Tammy:So, one of the things, even to go back to your, you know, merger acquisition, Scott, how many CEOs have we been working with that, hey, they're at the end of their career and they're looking for who is going to follow in their footsteps? And ultimately, they've been doing all sorts of things. And it takes time, but when we actually talk with these CEOs, it's like, what are you doing? And who are you going to teach to do that thing before you leave? And it doesn't always have to go to just one person. And so these things that you're doing today, even though it might be your responsibility, can you bring them with? Can you have them see it? Can you have them do it with you? Can you then have them do it and you watch and you give them feedback?
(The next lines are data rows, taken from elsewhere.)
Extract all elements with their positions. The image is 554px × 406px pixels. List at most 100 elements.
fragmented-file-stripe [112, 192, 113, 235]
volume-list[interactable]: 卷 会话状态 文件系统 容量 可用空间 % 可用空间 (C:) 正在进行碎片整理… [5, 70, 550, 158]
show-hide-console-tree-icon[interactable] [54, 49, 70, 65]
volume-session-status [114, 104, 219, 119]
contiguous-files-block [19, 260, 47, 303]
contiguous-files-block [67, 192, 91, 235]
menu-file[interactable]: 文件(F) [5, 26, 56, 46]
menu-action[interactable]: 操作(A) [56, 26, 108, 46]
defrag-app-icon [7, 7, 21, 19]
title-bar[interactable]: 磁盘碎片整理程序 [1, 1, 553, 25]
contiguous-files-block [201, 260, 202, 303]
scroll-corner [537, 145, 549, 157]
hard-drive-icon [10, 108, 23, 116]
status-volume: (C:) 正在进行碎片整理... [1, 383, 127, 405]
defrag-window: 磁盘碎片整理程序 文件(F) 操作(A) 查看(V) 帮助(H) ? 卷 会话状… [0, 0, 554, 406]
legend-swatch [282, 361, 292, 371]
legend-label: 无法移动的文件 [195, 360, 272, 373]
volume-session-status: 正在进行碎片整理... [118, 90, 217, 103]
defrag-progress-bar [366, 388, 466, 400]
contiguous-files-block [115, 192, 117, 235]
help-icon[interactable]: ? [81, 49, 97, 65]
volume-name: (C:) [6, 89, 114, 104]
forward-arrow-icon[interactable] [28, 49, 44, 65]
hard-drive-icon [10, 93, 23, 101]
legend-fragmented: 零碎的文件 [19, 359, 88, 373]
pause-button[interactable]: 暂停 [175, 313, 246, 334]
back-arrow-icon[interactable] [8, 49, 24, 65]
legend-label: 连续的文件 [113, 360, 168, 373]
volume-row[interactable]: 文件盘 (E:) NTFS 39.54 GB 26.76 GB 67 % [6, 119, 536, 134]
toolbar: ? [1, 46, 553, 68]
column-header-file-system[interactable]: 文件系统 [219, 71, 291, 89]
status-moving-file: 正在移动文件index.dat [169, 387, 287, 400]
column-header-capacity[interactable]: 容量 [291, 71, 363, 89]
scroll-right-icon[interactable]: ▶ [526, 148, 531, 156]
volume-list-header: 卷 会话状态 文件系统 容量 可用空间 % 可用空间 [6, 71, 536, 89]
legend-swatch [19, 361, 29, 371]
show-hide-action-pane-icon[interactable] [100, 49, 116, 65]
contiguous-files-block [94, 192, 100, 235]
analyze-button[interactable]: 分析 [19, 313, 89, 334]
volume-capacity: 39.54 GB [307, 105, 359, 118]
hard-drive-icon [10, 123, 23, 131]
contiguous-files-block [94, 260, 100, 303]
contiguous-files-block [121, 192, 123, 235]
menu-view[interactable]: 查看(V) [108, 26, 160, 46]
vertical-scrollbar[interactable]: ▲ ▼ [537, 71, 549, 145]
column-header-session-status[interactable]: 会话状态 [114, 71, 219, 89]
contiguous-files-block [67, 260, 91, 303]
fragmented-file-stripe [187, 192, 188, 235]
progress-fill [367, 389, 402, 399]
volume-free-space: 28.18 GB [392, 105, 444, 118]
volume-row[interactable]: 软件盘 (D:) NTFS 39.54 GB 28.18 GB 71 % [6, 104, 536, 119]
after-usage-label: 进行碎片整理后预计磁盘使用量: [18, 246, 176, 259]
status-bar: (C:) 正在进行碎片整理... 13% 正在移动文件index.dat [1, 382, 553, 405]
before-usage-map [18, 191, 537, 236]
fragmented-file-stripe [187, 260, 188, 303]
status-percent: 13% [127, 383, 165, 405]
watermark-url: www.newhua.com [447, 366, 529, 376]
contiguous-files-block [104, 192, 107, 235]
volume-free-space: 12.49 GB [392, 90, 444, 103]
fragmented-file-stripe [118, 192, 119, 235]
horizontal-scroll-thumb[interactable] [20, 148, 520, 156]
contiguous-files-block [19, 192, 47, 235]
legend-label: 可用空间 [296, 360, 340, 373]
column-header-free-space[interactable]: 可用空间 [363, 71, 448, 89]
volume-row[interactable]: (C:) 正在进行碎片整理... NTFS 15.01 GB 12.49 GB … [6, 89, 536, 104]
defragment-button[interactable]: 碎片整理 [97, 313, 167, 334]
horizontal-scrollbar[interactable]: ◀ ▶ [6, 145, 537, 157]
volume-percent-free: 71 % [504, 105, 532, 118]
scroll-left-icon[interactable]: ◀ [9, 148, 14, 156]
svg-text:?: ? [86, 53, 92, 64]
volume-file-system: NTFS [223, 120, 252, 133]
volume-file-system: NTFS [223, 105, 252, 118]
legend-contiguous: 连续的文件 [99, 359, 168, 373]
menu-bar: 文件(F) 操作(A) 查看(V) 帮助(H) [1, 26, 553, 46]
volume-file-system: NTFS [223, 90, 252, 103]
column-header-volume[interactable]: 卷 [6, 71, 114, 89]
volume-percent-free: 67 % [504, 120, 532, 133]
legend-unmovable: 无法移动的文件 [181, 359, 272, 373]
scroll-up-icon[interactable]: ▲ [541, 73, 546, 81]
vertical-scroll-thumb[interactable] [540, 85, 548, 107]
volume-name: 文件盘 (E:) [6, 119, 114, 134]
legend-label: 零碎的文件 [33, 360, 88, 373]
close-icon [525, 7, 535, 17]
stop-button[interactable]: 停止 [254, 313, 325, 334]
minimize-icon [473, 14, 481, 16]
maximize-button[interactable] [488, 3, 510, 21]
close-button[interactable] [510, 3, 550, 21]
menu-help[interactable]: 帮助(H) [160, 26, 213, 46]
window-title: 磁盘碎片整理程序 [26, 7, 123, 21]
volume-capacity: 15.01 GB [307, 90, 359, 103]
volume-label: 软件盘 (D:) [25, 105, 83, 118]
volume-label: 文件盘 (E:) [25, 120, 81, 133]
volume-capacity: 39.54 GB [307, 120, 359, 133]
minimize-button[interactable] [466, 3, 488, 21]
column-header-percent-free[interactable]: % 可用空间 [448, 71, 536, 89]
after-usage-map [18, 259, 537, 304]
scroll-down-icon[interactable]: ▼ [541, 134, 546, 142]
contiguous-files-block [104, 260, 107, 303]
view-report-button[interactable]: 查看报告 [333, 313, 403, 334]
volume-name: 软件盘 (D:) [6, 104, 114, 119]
And then can you hand it off? Because in the end, important things that we need to delegate, it's not a matter of just handing it to them. Let them watch, let them do it with you, right? Let them do it and you watch. And then there'll come a time period when you have enough confidence to get to hand it off and know it's going to be done well. All right. So delegation is not a once and done. It's a process. And it's a process of growing people to do something, to have expertise in an area that they've never had before. And that is a leader's job to level up their folks and go do the homework. I think that's a great exercise, Scott. Go do the homework.